Но она тут же рассмеялась. Этот вопрос, вне всякого сомнения, рано или поздно задают себе почти все люди. Что же, она уже сказала, что ни о чем не жалеет. Жизнь ее была полной, как кубок пенистого вина.
Дверь спальни открылась, и в щель просунулась седая голова Оран.
– Мадам проснулась? – спросила она.
– Мадам проснулась, – подтвердила Жасмин.
– Я принесу вам чай, мадам, – пообещала служанка, уходя.
Что за сокровище эта Оран! Впервые она приехала сюда из Франции с Отем, дочерью Жасмин, но существование в ее доме показалось служанке донельзя тоскливым. Тогда Жасмин предложила ей место у себя. Слуги, всю жизнь проведшие с ней, состарились и больше не могли работать. Рохане и Торамалли было одиннадцать лет, когда родилась сама Жасмин.
Бирюзовые глаза немолодой женщины затуманились легкой дымкой слез. Близнецы преданно служили ей и умерли этой весной почти одновременно, сначала ушла одна, через несколько недель – другая. Но в январе им исполнился девяносто один год, так что их кончина ни для кого не явилась сюрпризом. Старушек похоронили на семейном кладбище, рядом с Адали, любимым слугой Жасмин. С уходом Роханы и Торамалли оборвались последние нити, связывавшие ее с прошлым.
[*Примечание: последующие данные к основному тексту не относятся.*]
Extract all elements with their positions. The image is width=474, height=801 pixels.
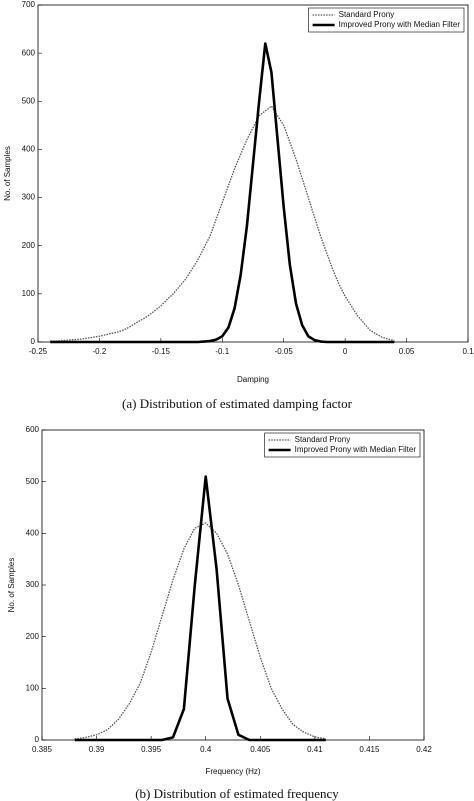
legend-label: Improved Prony with Median Filter (339, 20, 461, 29)
y-tick-label: 200 (26, 632, 40, 641)
x-axis-label: Damping (237, 375, 269, 384)
y-tick-label: 300 (26, 580, 40, 589)
legend-label: Standard Prony (339, 10, 395, 19)
x-tick-label: 0.385 (32, 745, 53, 754)
series-line (50, 105, 395, 342)
legend-label: Standard Prony (295, 435, 351, 444)
x-tick-label: -0.1 (215, 347, 229, 356)
y-axis-label: No. of Samples (7, 558, 16, 613)
caption: (b) Distribution of estimated frequency (135, 786, 339, 801)
y-tick-label: 400 (26, 528, 40, 537)
y-tick-label: 200 (22, 241, 36, 250)
caption: (a) Distribution of estimated damping fa… (122, 396, 353, 411)
x-tick-label: 0.39 (89, 745, 105, 754)
x-tick-label: 0.42 (416, 745, 432, 754)
legend-box (264, 432, 421, 458)
x-tick-label: 0.395 (141, 745, 162, 754)
x-tick-label: -0.25 (29, 347, 48, 356)
x-tick-label: 0 (343, 347, 348, 356)
y-tick-label: 0 (31, 337, 36, 346)
x-tick-label: -0.05 (275, 347, 294, 356)
y-tick-label: 100 (26, 683, 40, 692)
x-tick-label: 0.4 (200, 745, 212, 754)
y-tick-label: 500 (22, 96, 36, 105)
series-line (74, 522, 326, 740)
y-axis-label: No. of Samples (3, 146, 12, 201)
x-tick-label: 0.05 (399, 347, 415, 356)
series-line (74, 475, 326, 742)
y-tick-label: 400 (22, 145, 36, 154)
x-axis-label: Frequency (Hz) (205, 767, 260, 776)
y-tick-label: 700 (22, 0, 36, 9)
y-tick-label: 500 (26, 477, 40, 486)
plot-frame (41, 429, 425, 741)
y-tick-label: 0 (35, 735, 40, 744)
y-tick-label: 300 (22, 193, 36, 202)
x-tick-label: 0.41 (307, 745, 323, 754)
legend-label: Improved Prony with Median Filter (295, 445, 417, 454)
y-tick-label: 100 (22, 289, 36, 298)
legend-box (308, 7, 465, 33)
x-tick-label: -0.15 (152, 347, 171, 356)
x-tick-label: 0.1 (462, 347, 474, 356)
plot-frame (37, 4, 469, 343)
series-line (50, 42, 395, 344)
x-tick-label: -0.2 (93, 347, 107, 356)
y-tick-label: 600 (22, 48, 36, 57)
y-tick-label: 600 (26, 425, 40, 434)
x-tick-label: 0.415 (359, 745, 380, 754)
x-tick-label: 0.405 (250, 745, 271, 754)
От ее юности больше не осталось ничего, кроме нескольких ящичков с драгоценностями, которых она больше не носила.
«Кровь Господня! – снова выругалась она про себя. – Я, наверное, из ума выживаю! Неужели превращаюсь в одну из тех старух, которые с годами становятся отвратительно сентиментальными и целыми днями ноют о прелестях прошлого? Сегодня мне восемьдесят. И я получила самый прекрасный подарок из всех возможных. Со мной мои дети и почти все внуки. Сегодня мы отпразднуем день, когда много лет назад, в Индии, я вошла в этот мир как Ясаман Кама бегум, дочь Могола».
Оран вернулась с подносом, на котором стояла красная роза в узкой серебряной вазочке. От чайника шел густой аромат черного чая. Служанка поставила поднос на ближайший столик, взбив подушки, помогла хозяйке сесть и только потом водрузила поднос ей на колени. Жасмин улыбнулась при виде маленькой чаши с очищенными абрикосами в простокваше, которые она очень любила.
– Ты меня балуешь, – усмехнувшись, заметила она.
– Сегодня день рождения мадам, как же ее не баловать!
– Все встали?
– Нет, только кое-кто из джентльменов и ваша дочь Фор-тейн, мадам, – сообщила Оран. – Такая красивая, но печальная дама.
– Да, – согласилась Жасмин. – Тоскует по мужу. Какая трагедия! Кто бы мог подумать, что Кайрен Деверс умрет той же смертью, что и первый муж Отем! Бедная Фортейн скучает по Мэриленду, но я так рада, что она вернулась в Англию, потому что уже не надеялась увидеть ее в этой жизни. Отем была совсем малышкой, когда она уехала. Должно быть, прошло лет сорок.